Tuesday, February 10, 2009

Love is in the Air

It’s that time of year again. Love is in the air. My wife and I have been married for nearly nine years already. With two young children along for the ride, she thinks the wooing is pretty much long gone now. And for 364 days of the year she’s absolutely right. I don’t make much effort at all at romance. In my defense, the kids do make things rather difficult. So unless her idea of a romantic evening involves watching High School Musical while feeding the baby, she is missing out.

Now for the good news. Exactly one day out of the year I get the opportunity to spoil my wife. You know, make her remember why she married me in the first place (she has a habit of forgetting… must be an early onset of Alzheimer’s disease). On this day I want to make her feel special the way no one else can. But I just can’t seem to make up my mind. Do I get her chocolates or roses? Perhaps a nice heartfelt card would be appropriate? The list of options these days is endless.
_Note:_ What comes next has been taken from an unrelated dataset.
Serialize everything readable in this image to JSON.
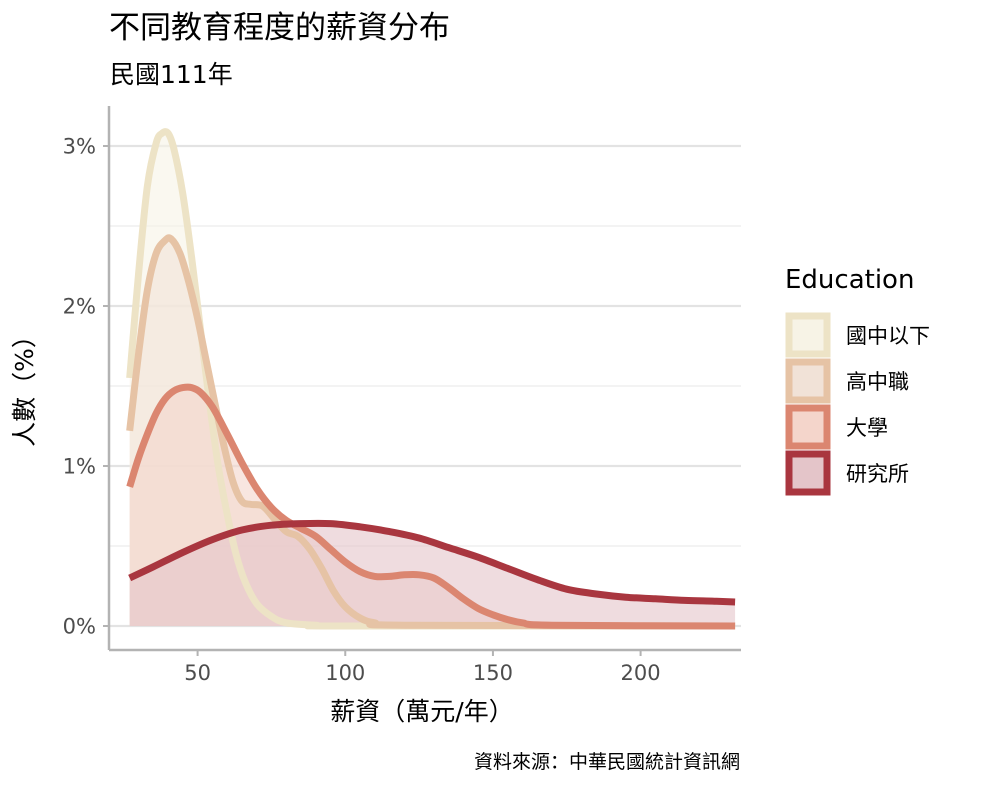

After racking my brain for a good fifteen minutes (this is important), I’ve come up with some amazing possibilities. Any one of these would be enough to make this Valentine’s Day one she’ll never forget. Guys, feel free to use these yourself too. It’s the least I can do to spread joy and happiness on such a wonderful occasion.
  • A heartfelt card – do not underestimate this simple gesture. Truly the most economical choice (you can even make one yourself), there’s a reason roughly a billion of these things get sent every year. They work. And chances are good, if you’re anything like me, that Hallmark can say it better than you. So let them.
  • Sexy Lingerie – cleverly disguised as a gift for her, this is really more of a gift for you. Communicate to her that you bought her this gift because you still find her incredibly attractive. Once you set the hook, it’s time to reel her in.
  • No laundry duty for a week – this is more than fair. Dealing with everyone’s dirty clothes can get tiresome. She will definitely enjoy a break. Besides, how big can the pile really get after only one week?
  • Gift card to Best Buy (for yourself) – the U.S. Greeting Card Association (apparently this actually exists) estimates that men spend twice as much on Valentine’s Day as women do. What’s wrong with that picture? Aren’t we as lovable as our female companions? Consider this option a noble gesture to show your support for equal rights and even things out a bit. Baseball season is coming up soon and the Braves sure would look good on that brand new big screen.
  • Remote control privileges – this one will shock her completely. On a night of your choosing (let’s not get crazy here) allow her to hold the prized electronic device for a minimum of thirty minutes. More time can be allotted in small increments for good behavior. It’s completely up to you how to define “good behavior.” It is Valentine’s Day after all.
  • A nice bottle of champagne – everyone knows alcohol loosens things up. Not only will your lady will appreciate your display of good taste, it will also increase your chances for smooches later on that evening. And if not, at least you still got to drink some expensive champagne.
There’s no denying my wife is an extremely lucky lady. I might even combine two of these for an extra special Valentine’s Day extravaganza. Shannon will be thrilled at my effort to keep romance alive in our relationship. It’s not every guy in the world that steps up to the plate like this when the opportunity presents itself. No doubt I am doing my gender proud. I only hope my wife is as thoughtful when she picks out my present this year. Happy Valentine’s day babe!